The Richard Wagner opera festival [sic] was winding up on Saturday for this year with a performance of Die Meistersinger von Nuremberg [sic] with the festival dedicating the final performance to theatre director Christoph Schlingensief. [...] "Schlingensief has set a lot in motion," opera festival spokesman Peter Emmerich told the German Press Agency dpa. As a result, all the festival employees and performers wanted to pay tribute to him on Saturday. [The Earth Times]
And,
[Schlingensief] fought and won the right to put a dead hare on stage at the Bayreuth Festival in Bayreuth, the Richard Wagner opera extravaganza, when he staged Parsifal there in 2004. Although viewed with a mix of praise and disdain, his production was credited with giving the staid festival a much needed lift.
Paying tribute to him this week Katharina Wagner, the festival’s co-director, said, "His Parsifal was a turning point for Bayreuth, from both the interpretational aspect and the way of working. After Schlingensief had been here, everything became more open, more flexible." [The Arts Desk)]
Truly disheartening, not to say perverse.
Update (1:29 PM Eastern on 31 Aug): There occurred on a venerable opera forum the following exchange between another member and us in response to our above entry. We quote it here verbatim and without further comment. The other member's two comments have here been italicized, and our response to each posted immediately below each comment.
This seems to me a (not to say perverse) misreading of what amounts to an in memoriam. Nobody involved here is praising the "product" of Schlingensief's "Parsifal" production unreservedly.
The Bayreuther Festspiele gesture as articulated by Emmerich and Katharina was indeed intended as an _in memoriam_ for Schlingensief. And that's *precisely* what made it so perverse as it chose to memorialize a stage director who declared proudly two years after the fact (and therefore no advance avant-garde hype) that it had been his intent with his Bayreuther Festspiele production of _Parsifal_ to "reconcil[e] Nietzsche with Wagner by negating Wagner's silly Buddhist dream."
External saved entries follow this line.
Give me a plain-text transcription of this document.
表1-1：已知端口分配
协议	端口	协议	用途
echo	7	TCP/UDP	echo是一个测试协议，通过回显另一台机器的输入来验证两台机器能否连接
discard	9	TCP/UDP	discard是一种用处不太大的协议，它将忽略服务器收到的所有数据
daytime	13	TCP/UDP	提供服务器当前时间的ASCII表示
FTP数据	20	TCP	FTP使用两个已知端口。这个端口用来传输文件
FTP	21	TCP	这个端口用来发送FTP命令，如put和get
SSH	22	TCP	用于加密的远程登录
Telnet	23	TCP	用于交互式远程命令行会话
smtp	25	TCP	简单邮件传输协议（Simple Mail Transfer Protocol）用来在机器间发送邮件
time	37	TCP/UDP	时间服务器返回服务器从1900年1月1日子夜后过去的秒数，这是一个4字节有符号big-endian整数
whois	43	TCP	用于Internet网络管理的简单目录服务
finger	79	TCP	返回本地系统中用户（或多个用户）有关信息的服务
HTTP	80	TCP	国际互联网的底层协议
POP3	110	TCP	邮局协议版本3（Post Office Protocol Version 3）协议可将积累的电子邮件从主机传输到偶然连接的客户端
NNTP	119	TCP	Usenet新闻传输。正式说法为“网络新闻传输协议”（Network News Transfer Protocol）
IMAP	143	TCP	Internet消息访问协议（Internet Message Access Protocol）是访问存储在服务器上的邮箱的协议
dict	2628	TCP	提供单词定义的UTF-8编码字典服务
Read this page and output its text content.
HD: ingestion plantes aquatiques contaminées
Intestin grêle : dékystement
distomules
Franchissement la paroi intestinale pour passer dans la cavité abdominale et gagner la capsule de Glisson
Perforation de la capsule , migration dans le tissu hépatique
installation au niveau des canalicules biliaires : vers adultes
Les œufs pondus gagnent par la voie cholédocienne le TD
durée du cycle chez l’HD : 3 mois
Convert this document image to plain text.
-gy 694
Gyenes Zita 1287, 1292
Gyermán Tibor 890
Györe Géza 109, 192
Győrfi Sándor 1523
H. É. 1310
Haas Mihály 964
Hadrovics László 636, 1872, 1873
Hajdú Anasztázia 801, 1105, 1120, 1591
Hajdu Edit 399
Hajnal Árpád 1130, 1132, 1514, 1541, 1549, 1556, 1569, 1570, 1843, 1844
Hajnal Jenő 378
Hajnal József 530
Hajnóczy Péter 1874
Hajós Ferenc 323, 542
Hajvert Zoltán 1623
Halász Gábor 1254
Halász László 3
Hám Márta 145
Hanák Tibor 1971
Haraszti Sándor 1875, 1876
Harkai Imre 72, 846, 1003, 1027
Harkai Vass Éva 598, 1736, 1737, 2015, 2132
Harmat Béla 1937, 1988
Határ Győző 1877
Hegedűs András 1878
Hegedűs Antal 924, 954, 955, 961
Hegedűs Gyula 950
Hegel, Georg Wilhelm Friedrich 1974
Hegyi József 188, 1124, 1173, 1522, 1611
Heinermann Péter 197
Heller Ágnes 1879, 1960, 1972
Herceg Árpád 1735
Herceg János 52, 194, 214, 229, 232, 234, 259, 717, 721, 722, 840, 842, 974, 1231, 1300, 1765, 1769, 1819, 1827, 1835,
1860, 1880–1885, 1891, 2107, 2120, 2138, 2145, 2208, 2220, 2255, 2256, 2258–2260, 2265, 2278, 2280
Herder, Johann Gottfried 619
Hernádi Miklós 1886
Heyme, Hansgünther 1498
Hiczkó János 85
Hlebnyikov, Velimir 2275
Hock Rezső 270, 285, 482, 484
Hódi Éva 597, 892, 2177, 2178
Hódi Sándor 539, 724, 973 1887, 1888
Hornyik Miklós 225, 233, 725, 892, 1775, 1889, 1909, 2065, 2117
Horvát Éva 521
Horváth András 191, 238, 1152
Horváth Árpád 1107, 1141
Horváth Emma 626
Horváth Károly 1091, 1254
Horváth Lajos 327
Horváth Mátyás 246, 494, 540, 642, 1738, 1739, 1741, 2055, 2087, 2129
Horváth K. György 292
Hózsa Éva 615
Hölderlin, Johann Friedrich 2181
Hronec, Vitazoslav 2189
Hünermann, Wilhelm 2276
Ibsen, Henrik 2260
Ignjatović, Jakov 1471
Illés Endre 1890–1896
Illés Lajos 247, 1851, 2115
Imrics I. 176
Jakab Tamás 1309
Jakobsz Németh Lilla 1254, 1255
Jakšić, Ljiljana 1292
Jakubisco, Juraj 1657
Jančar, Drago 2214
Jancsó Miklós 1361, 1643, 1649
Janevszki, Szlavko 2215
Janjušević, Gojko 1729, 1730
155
If it wasn't perverse of the Bayreuther Festspiele to memorialize such a creature, then perverse is a word bereft of any meaning whatsoever.
However, part of the mission of Bayreuth is experimentation in how to present Wagner theatrically, and an essential element of the idea of experimentation is [the] concept that one can learn more from a bold failed attempt than one can from a more conservative success.
Yes, part of the Bayreuther Festspiele mission is "experimentation in how to present Wagner theatrically," and it's a laudable enterprise. But when the Festspiele chooses to hire Eurotrash vandals and thieves such as Schlingensief and Neuenfels who have NO intention of "present[ing] Wagner theatrically," but whose sole intention is to present their own respective "vision" theatrically by hijacking what Wagner wrote and twisting it to their own purposes, it in no way fulfills the goal of that laudable Festspiele enterprise, but is instead a gross perversion of it, and precisely that which makes (made) their stagings the unmitigated Eurotrash they indisputably are.